Refereed Learning
- URL: http://arxiv.org/abs/2510.05440v1
- Date: Mon, 06 Oct 2025 23:07:31 GMT
- Title: Refereed Learning
- Authors: Ran Canetti, Ephraim Linder, Connor Wagaman,
- Abstract summary: We show refereed learning protocols that obtain a level of accuracy far exceeds what is obtainable at comparable cost without provers.<n>For all $varepsilon>0$ and ambient dimension $d$, our learner makes only one query to the ground truth function.<n>We develop a technique that allows the learner to sample, using the provers, from a distribution that is not efficiently samplable to begin with.

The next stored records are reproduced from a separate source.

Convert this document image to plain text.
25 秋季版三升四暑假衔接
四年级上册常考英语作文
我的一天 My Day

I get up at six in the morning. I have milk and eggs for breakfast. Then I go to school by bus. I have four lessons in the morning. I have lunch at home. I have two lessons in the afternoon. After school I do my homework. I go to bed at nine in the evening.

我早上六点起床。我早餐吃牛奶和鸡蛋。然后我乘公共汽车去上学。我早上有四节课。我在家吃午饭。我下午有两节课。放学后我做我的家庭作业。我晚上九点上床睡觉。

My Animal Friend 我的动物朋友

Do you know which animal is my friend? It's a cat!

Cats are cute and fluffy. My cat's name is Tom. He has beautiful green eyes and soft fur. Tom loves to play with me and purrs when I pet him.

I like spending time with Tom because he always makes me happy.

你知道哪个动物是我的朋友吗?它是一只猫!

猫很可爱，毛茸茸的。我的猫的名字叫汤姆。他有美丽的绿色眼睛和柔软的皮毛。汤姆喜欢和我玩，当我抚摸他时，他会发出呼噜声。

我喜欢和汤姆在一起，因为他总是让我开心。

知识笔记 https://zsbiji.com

- Score: 4.024083217094761
- License: http://arxiv.org/licenses/nonexclusive-distrib/1.0/
- Abstract: We initiate an investigation of learning tasks in a setting where the learner is given access to two competing provers, only one of which is honest. Specifically, we consider the power of such learners in assessing purported properties of opaque models. Following prior work that considers the power of competing provers in different settings, we call this setting refereed learning. After formulating a general definition of refereed learning tasks, we show refereed learning protocols that obtain a level of accuracy that far exceeds what is obtainable at comparable cost without provers, or even with a single prover. We concentrate on the task of choosing the better one out of two black-box models, with respect to some ground truth. While we consider a range of parameters, perhaps our most notable result is in the high-precision range: For all $\varepsilon>0$ and ambient dimension $d$, our learner makes only one query to the ground truth function, communicates only $(1+\frac{1}{\varepsilon^2})\cdot\text{poly}(d)$ bits with the provers, and outputs a model whose loss is within a multiplicative factor of $(1+\varepsilon)$ of the best model's loss. Obtaining comparable loss with a single prover would require the learner to access the ground truth at almost all of the points in the domain. To obtain this bound, we develop a technique that allows the learner to sample, using the provers, from a distribution that is not efficiently samplable to begin with. We find this technique to be of independent interest. We also present lower bounds that demonstrate the optimality of our protocols in a number of respects, including prover complexity, number of samples, and need for query access.